Dr. Dale has been a primary influence in shaping the field of applied ecology, pioneering the development and application of ecological models for understanding disturbance and its effect on ecosystems and applications for environmental decision making in land management. Her studies have influenced some of the largest landholders in the world, including the U.S. Forest Service and the U.S. Department of Defense (DOD). She helped to form the landscape ecology research program for the U.S. Environmental Protection Agency (EPA).

One of the first scientists to undertake quantitative analysis of land-use change and its implications to global change, Dale’s approaches to modeling land-use change have been applied in Brazil, Guatemala, and Panama. She has worked on developing tools for resource management; vegetation recovery subsequent to disturbances; effects of air pollution and climate change on forests; tropical deforestation; and integrating socioeconomic and ecological models of land-use change. She was one of the first ecologists to investigate the aftermath of the 1980 eruption of Mount St. Helens in Washington, providing a major contribution to the understanding of disturbance ecology that is ongoing.

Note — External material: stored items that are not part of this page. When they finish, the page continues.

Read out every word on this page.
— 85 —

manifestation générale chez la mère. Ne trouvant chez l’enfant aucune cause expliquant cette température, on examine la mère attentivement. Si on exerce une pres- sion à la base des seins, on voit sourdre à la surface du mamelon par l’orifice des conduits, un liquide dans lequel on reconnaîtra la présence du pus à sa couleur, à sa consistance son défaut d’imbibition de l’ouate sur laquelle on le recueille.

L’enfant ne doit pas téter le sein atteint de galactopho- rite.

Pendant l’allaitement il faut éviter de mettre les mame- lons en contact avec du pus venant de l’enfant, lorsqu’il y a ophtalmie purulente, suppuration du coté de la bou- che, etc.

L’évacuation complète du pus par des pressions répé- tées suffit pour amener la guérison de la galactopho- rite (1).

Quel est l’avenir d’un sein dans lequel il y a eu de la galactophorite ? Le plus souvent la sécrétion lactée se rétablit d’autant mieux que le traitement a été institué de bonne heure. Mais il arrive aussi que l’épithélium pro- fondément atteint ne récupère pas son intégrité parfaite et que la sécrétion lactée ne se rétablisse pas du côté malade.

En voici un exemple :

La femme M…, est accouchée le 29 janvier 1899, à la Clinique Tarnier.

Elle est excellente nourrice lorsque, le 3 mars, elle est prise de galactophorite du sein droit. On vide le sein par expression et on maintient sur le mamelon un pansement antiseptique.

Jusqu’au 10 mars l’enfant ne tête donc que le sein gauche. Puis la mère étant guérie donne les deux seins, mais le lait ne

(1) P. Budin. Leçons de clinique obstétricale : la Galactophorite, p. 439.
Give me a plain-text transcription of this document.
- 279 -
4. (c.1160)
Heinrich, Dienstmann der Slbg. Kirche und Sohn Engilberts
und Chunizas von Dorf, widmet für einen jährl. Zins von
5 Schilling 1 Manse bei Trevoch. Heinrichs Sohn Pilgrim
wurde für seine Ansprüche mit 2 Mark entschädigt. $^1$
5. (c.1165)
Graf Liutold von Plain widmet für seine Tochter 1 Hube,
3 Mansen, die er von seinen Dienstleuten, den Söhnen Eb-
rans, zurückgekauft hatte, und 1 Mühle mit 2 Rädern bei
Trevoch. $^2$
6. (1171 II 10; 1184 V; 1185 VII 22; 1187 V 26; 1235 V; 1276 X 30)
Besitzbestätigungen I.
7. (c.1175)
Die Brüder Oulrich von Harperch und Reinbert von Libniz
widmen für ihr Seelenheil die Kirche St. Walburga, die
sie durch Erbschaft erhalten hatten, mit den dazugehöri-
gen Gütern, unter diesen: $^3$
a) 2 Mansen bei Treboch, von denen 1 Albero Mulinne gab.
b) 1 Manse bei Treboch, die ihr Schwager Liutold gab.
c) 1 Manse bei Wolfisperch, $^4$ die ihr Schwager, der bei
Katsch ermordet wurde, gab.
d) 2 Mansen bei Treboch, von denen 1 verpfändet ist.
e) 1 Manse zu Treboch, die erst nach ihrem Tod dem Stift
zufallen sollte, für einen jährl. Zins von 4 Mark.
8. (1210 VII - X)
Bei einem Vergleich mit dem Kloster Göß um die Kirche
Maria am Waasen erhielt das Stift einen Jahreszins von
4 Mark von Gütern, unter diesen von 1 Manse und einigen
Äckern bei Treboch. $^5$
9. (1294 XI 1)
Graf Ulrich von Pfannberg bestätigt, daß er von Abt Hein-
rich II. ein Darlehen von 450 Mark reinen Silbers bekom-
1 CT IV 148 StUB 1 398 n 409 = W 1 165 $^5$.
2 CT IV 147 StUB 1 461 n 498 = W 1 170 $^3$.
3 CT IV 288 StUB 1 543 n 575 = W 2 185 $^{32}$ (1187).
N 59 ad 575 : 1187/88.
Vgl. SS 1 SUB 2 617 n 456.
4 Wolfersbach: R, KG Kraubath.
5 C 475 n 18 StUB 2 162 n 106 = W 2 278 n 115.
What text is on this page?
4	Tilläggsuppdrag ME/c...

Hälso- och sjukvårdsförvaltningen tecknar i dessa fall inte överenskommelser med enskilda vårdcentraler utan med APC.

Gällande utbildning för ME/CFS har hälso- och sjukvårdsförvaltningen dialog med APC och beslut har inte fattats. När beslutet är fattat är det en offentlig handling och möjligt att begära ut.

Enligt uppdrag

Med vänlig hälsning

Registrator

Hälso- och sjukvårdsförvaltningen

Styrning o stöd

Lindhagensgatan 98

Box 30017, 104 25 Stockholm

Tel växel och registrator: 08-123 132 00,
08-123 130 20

Dale has been a key figure on numerous environmental science-related boards and committees. She serves on EPA’s Scientific Advisory Board and the Science Advisory Board for the Grand Canyon Monitoring and Research Center. She serves on several committees of the National Academy of Sciences. She has served as chair of the U.S. Regional Association of the International Association for Landscape Ecology and on the scientific review team for The Nature Conservancy. She has been a member of the Ecosystems Panel of the National Science Foundation and the "Committee of Scientists" appointed by the U.S. Secretary of Agriculture. She was elected to the Governing Board of the Ecological Society of America and also was a member of DOD's Strategic Environmental Research and Development Program's Ecosystem Management Project. She was a member of the Executive Committee of the Policy Team for Southern Appalachian Assessment, which won Vice President Gore's Hammer Award.

A noted lecturer and writer, Dale has given 118 invited scientific presentations and published more than 140 scientific articles. She is editor-in-chief of the journal, Environmental Management. She has edited four books, Ecological Modeling for Resource Management; Tools to Aid Environmental Decision Making (with M. E. English); Effects of Land-Use Change on Atmospheric CO2 Concentrations; and Applying Ecological Principles to Land Management (with R. Haeuber). She is on the editorial board for three journals, Landscape Ecology, Ecological Indicators, and Ecological Economics. She has also coordinated the development of six special issues of journals.

She was named a corporate fellow in 2002.